Numbers of inferred and correctly inferred haplotypes given simulated sequence data. A total of 6 haplotypes were included in each of 800 simulations tested.

FIG 4

Transmission bottleneck sizes inferred from simulated data using different input data and methodologies. Inferences are shown in color according to the data and method used. Calculations with inferred haplotypes took as input data generated from a haplotype reconstruction method applied to simulated sequence data in which both the haplotypes and their frequencies before and after transmission were inferred. Calculations with the correct haplotypes took as input data from a haplotype reconstruction in which the identities of the correct haplotypes were given, with only their frequencies being inferred. Inferences from the explicit method were only calculated for smaller population bottleneck sizes, as the method does not scale well to evaluating larger bottlenecks. Results from the explicit method were so accurate as to not have a meaningful interquartile range; numbers displayed in these cases indicate the number of inferences giving a precisely correct inference of the population bottleneck. Horizontal dashed lines indicate the simulated bottleneck sizes.

FIG 5

Bottleneck sizes inferred from the data presented in reference . Dots indicate the maximum likelihood bottleneck size inferred for each of the 38 systems in this work for which we were able to infer a bottleneck.
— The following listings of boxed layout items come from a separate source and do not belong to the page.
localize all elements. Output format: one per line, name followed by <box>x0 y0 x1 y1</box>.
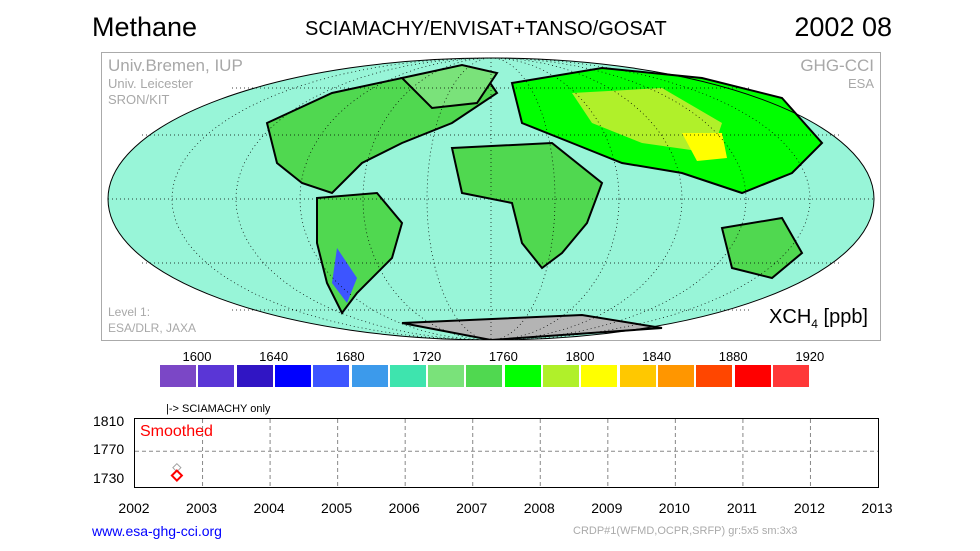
colorbar-label: 1920 <box>795 349 825 364</box>
x-tick-label: 2004 <box>253 500 285 516</box>
world-map <box>107 57 875 340</box>
x-tick-label: 2005 <box>321 500 353 516</box>
colorbar-label: 1720 <box>412 349 442 364</box>
colorbar-swatch <box>504 365 541 387</box>
colorbar-swatch <box>198 365 235 387</box>
continents <box>265 63 824 340</box>
colorbar-label: 1880 <box>718 349 748 364</box>
product-info: CRDP#1(WFMD,OCPR,SRFP) gr:5x5 sm:3x3 <box>573 525 798 537</box>
colorbar-swatch <box>543 365 579 387</box>
colorbar-swatch <box>236 365 273 387</box>
figure-title: Methane <box>92 12 198 42</box>
colorbar-swatch <box>274 365 311 387</box>
unit-suffix: [ppb] <box>817 306 869 328</box>
colorbar-swatch <box>696 365 733 387</box>
antarctica <box>401 313 663 340</box>
credit-bremen: Univ.Bremen, IUP <box>108 56 243 75</box>
colorbar-swatch <box>160 365 196 387</box>
plot-area <box>135 419 878 487</box>
sciamachy-annotation: |-> SCIAMACHY only <box>166 403 271 415</box>
colorbar-label: 1640 <box>259 349 289 364</box>
colorbar-swatch <box>657 365 694 387</box>
time-series-plot: Smoothed <box>134 418 879 488</box>
colorbar-swatch <box>772 365 809 387</box>
credit-ghg-cci: GHG-CCI <box>800 56 874 75</box>
unit-subscript: 4 <box>811 317 818 331</box>
level1-sources: ESA/DLR, JAXA <box>108 321 197 335</box>
instrument-subtitle: SCIAMACHY/ENVISAT+TANSO/GOSAT <box>305 18 667 40</box>
website-link[interactable]: www.esa-ghg-cci.org <box>92 523 222 539</box>
map-panel: Univ.Bremen, IUP Univ. Leicester SRON/KI… <box>101 52 881 341</box>
colorbar-swatch <box>619 365 656 387</box>
x-tick-label: 2007 <box>456 500 488 516</box>
y-tick-label: 1770 <box>93 441 125 458</box>
colorbar-label: 1760 <box>488 349 518 364</box>
y-tick-label: 1810 <box>93 412 125 429</box>
x-tick-label: 2011 <box>726 500 757 516</box>
colorbar-label: 1600 <box>182 349 212 364</box>
colorbar-swatch <box>313 365 350 387</box>
colorbar-swatch <box>351 365 388 387</box>
patagonia <box>332 248 357 303</box>
credit-esa: ESA <box>847 76 874 91</box>
y-tick-label: 1730 <box>93 469 125 486</box>
credit-sron: SRON/KIT <box>108 92 170 107</box>
colorbar-label: 1840 <box>642 349 672 364</box>
colorbar-label: 1800 <box>565 349 595 364</box>
colorbar-swatch <box>581 365 618 387</box>
smoothed-label: Smoothed <box>140 423 213 440</box>
level1-label: Level 1: <box>108 305 151 319</box>
smoothed-point <box>170 469 184 482</box>
asia-high <box>682 133 727 161</box>
colorbar-swatch <box>734 365 771 387</box>
x-tick-label: 2003 <box>185 500 218 516</box>
credit-leicester: Univ. Leicester <box>108 76 194 91</box>
x-tick-label: 2010 <box>658 500 690 516</box>
x-tick-label: 2008 <box>523 500 555 516</box>
unit-name: XCH <box>769 306 812 328</box>
x-tick-label: 2009 <box>591 500 623 516</box>
colorbar-label: 1680 <box>335 349 365 364</box>
unit-label: XCH4 [ppb] <box>769 306 868 331</box>
date-label: 2002 08 <box>794 12 892 42</box>
greenland <box>399 63 499 110</box>
colorbar-swatch <box>428 365 465 387</box>
colorbar-swatch <box>389 365 426 387</box>
x-tick-label: 2013 <box>861 500 893 516</box>
x-tick-label: 2006 <box>388 500 420 516</box>
africa <box>450 141 604 270</box>
colorbar-swatch <box>466 365 503 387</box>
x-tick-label: 2012 <box>793 500 826 516</box>
x-tick-label: 2002 <box>118 500 150 516</box>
Vertical bars represent confidence intervals of 2 log likelihood units from the maximum.

FIG 6

Notation in the transmission model. Transmission of the population q^B with bottleneck N^T results in the founder population q^F. The founder population grows under the influence of genetic drift, the effects of which are described by the effective population size N^G. Growth results in the population q^A. The populations q^B and q^A are observed, producing data sets represented by x^B and x^A, which are used to reconstruct the original populations in terms of haplotypes. In order to calculate the variance of the reconstructed populations q*^B and q*^A, data sets equivalent to x^B and x^A, denoted x*^B and x*^A, are generated and used to infer sets q**^B and q**^A.